When children are very young, they ask the craziest questions: Can snails hear music? How do voices get through the telephone? Are all ladybugs girls? Even if we don’t know some of the answers, it’s important that kids keep asking question. After all, that’s how they learn!

But as they get older, some kids start feeling embarrassed about asking questions. As the parent, you can help your child by letting him know that being curious — in and out of school — is not just OK, it’s great. Here are a few ways to keep your child asking questions and learning every day.

  1. Learn together

    Try your best to answer whatever question your child asks. If you don’t know the answer, don’t be afraid to say so: “I’m not sure why the sky is blue. Let’s find out!” Use these moments to discover something new and show your child that you’re still learning, too. (Read more about the power of curiosity.)

  2. Explore as a team

    Look up anything you don’t know. If you don’t know a word or can’t remember a date or name, pull out a dictionary or do some online research. Look at any question as an exciting mystery or treasure hunt: We will find out the answer!

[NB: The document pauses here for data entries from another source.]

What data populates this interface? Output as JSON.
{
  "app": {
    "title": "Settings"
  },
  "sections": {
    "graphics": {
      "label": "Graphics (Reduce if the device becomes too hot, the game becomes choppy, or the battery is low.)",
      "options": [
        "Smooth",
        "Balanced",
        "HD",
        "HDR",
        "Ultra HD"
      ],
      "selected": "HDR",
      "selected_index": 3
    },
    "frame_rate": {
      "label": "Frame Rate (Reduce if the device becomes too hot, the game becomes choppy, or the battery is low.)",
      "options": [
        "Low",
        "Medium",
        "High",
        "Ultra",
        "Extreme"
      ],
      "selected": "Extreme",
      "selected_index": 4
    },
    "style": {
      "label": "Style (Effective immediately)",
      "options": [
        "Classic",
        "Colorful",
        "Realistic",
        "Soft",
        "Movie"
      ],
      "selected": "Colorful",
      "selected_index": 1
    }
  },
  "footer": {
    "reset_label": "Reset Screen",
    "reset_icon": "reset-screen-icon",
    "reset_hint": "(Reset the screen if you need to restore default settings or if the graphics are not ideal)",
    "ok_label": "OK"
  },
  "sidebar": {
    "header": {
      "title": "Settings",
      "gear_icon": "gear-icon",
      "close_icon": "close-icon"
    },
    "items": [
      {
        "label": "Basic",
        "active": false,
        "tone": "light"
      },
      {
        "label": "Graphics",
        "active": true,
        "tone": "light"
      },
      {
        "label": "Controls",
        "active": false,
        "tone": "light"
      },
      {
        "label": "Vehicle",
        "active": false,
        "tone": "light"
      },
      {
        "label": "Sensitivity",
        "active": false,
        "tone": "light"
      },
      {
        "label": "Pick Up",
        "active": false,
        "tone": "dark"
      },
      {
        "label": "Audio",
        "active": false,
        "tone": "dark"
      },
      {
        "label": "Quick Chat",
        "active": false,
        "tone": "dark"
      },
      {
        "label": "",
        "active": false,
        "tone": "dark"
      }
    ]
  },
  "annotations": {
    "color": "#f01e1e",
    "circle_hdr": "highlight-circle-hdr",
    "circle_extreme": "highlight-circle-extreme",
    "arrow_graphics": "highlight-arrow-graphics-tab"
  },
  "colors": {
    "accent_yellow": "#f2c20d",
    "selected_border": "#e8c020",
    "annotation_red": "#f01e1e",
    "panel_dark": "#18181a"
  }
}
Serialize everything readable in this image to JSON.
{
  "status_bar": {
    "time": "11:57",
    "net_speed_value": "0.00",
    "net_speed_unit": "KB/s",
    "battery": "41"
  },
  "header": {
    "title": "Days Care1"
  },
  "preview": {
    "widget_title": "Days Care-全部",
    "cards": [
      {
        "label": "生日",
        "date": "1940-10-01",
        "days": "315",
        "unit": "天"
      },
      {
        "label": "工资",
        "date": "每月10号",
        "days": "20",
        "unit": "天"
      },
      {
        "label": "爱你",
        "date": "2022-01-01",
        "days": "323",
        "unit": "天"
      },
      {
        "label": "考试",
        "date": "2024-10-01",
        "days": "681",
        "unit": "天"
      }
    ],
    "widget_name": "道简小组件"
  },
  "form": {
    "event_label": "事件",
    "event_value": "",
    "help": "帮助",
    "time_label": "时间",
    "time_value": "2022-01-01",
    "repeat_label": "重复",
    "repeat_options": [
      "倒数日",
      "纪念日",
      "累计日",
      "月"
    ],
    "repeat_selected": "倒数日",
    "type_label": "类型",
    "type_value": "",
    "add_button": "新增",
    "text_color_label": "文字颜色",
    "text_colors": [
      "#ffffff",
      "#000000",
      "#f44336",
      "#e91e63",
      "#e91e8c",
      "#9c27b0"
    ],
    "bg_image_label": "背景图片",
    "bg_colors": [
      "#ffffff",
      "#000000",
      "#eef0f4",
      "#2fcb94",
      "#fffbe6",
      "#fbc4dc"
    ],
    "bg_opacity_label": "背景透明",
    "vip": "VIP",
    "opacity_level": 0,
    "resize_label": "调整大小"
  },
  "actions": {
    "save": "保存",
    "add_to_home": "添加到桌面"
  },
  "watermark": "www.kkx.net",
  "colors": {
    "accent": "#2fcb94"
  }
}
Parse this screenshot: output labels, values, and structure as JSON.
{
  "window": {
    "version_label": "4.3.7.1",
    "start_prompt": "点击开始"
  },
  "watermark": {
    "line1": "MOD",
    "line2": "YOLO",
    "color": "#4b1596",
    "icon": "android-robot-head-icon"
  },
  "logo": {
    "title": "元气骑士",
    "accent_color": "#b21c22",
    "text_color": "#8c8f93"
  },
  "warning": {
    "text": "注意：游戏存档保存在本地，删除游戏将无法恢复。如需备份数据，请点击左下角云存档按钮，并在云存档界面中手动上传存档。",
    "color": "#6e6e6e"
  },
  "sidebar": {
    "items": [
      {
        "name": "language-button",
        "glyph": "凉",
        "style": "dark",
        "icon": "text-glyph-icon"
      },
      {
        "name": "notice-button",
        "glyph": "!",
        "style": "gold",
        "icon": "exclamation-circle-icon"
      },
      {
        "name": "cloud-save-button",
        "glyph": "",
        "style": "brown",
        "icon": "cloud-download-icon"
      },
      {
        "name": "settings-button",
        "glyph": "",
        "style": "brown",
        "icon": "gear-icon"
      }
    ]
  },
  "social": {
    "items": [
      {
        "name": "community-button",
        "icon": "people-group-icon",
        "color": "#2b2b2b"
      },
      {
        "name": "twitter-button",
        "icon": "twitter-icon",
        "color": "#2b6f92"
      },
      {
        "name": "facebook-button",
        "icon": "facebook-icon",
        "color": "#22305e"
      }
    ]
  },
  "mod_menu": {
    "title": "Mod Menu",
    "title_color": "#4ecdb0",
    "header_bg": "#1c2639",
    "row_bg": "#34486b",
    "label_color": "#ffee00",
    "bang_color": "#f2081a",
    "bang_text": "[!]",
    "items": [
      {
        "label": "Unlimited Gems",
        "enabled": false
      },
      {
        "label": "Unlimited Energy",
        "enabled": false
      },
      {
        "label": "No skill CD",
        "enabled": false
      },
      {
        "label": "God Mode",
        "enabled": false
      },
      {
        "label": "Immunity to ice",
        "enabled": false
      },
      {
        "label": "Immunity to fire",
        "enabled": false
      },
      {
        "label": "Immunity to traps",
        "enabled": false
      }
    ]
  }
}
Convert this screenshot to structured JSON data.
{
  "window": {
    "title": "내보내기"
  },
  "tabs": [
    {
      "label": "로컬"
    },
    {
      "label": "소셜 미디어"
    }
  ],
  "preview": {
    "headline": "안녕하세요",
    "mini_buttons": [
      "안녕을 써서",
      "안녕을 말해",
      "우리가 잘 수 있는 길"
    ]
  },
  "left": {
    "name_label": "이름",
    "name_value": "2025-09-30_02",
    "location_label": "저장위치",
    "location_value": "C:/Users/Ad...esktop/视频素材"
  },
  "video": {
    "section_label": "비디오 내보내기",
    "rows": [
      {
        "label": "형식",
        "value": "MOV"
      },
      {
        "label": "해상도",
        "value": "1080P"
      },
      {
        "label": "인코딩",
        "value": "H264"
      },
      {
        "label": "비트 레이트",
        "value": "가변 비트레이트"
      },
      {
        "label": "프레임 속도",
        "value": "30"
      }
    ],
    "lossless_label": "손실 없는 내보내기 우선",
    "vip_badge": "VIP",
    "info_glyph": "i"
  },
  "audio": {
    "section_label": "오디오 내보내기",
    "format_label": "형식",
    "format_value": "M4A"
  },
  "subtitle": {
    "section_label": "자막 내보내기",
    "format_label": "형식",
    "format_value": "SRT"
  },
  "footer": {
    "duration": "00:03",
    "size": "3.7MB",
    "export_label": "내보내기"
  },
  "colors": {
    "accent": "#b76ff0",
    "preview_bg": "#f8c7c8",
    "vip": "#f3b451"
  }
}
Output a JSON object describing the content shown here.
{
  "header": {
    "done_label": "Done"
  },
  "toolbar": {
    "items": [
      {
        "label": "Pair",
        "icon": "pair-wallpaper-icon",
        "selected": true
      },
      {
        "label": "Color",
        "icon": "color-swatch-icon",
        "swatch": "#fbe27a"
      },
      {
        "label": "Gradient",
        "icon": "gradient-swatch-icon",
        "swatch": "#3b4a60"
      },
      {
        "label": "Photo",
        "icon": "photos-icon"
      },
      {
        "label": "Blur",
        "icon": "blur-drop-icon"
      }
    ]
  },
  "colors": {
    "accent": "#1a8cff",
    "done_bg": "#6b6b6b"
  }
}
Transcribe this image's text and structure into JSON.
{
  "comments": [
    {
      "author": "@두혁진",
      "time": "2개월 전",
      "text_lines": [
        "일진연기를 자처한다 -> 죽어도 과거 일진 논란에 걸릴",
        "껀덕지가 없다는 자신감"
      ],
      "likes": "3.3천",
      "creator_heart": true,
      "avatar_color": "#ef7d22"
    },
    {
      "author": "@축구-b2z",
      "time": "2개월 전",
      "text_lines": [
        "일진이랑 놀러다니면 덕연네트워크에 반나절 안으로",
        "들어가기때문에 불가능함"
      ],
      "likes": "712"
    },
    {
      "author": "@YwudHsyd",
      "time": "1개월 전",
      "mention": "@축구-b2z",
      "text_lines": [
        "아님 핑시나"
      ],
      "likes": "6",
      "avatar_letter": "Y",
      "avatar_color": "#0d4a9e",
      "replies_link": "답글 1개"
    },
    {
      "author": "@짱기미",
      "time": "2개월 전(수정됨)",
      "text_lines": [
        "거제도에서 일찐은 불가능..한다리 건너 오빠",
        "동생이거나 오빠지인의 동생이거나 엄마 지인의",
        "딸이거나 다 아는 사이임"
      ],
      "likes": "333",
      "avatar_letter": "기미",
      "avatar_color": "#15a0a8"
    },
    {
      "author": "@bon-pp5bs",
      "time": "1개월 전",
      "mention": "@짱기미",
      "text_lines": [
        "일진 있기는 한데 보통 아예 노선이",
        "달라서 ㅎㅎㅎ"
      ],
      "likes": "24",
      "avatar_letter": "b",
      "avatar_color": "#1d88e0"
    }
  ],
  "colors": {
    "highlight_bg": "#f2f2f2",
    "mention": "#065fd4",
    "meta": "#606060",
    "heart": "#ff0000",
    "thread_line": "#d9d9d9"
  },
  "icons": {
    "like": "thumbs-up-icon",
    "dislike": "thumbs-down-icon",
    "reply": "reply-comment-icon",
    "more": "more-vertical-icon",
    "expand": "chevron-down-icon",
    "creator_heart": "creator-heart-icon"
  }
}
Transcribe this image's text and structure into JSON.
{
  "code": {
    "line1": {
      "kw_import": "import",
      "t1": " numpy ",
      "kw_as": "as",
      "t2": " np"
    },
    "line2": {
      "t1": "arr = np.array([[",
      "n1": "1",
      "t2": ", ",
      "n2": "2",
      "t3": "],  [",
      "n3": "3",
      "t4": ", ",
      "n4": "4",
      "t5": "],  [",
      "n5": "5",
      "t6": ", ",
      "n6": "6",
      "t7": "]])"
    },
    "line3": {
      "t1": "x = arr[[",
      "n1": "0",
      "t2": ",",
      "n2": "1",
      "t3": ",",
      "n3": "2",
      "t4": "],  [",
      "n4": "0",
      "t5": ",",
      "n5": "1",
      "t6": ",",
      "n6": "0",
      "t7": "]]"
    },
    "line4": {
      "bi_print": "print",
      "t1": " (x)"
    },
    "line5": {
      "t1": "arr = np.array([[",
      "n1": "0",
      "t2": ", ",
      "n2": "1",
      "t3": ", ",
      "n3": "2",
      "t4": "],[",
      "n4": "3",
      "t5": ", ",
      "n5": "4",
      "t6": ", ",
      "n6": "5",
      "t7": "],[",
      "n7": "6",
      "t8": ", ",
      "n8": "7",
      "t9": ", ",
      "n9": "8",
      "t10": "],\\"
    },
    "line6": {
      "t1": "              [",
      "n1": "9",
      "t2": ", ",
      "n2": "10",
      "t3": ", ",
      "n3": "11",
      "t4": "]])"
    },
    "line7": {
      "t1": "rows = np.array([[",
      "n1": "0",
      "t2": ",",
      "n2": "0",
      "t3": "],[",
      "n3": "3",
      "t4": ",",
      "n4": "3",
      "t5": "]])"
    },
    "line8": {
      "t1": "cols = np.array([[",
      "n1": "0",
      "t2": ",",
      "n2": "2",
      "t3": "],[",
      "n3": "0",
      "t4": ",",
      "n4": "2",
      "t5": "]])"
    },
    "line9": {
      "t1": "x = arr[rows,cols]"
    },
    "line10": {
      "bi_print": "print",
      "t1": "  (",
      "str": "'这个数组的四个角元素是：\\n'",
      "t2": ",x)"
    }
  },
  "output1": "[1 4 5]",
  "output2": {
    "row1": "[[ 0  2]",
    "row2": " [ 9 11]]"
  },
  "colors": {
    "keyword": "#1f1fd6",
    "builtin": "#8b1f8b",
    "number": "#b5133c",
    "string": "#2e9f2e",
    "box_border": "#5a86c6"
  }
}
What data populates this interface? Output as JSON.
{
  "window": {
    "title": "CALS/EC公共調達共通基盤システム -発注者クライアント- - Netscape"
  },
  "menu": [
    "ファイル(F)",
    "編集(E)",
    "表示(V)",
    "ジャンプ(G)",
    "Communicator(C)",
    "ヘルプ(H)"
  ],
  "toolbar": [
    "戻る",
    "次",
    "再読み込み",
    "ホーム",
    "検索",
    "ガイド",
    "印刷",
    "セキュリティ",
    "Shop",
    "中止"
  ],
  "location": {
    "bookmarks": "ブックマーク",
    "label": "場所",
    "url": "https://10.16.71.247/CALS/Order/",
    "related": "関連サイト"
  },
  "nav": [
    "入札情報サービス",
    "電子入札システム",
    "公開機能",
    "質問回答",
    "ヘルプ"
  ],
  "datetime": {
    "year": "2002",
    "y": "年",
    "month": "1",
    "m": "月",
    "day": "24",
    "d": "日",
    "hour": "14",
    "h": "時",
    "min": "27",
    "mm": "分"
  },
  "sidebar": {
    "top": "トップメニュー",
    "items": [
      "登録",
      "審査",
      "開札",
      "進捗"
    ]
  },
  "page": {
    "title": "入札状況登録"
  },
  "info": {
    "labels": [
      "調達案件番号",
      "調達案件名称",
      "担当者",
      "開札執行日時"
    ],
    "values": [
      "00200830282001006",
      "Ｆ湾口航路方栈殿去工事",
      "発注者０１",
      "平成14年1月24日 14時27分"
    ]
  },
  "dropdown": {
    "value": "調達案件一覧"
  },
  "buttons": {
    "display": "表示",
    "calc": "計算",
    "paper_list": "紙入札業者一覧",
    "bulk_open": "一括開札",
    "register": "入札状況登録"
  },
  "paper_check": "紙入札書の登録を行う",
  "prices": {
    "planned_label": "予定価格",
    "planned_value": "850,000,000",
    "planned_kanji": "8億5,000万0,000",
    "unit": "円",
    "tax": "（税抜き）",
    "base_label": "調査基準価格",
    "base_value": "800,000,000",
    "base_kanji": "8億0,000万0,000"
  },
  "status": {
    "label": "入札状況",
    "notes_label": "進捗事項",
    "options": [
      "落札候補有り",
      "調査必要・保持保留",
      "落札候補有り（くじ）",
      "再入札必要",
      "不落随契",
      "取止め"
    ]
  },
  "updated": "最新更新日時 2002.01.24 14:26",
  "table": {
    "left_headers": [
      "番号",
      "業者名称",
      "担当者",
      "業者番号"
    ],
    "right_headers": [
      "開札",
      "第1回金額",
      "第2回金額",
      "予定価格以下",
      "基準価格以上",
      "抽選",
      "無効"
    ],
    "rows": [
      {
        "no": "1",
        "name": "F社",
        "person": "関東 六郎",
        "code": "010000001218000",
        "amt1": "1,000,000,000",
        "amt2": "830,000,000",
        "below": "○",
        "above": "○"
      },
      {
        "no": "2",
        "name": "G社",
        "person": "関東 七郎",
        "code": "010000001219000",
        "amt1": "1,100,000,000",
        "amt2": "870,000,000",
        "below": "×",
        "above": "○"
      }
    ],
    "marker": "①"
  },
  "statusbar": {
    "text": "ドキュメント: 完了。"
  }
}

  3. Figure things out together

    If you have a project around the house — like setting up your new cell phone (Many kids are a whiz at this!) or putting together a new toy — ask your child to help. Review the instructions ahead of time, and let your child read the steps as you go. This shows kids that a can-do attitude goes a long way toward learning something new.

  4. Talk about the importance of mistakes

    Some kids don’t like to try new things — or ask questions — because they’re afraid of getting something wrong. Talk about it (And even laugh about it!) when you make a mistake or are confused by something. This will help your child remember that everybody makes mistakes before getting it right. Research shows that helping kids see the benefits of mistakes helps them learn.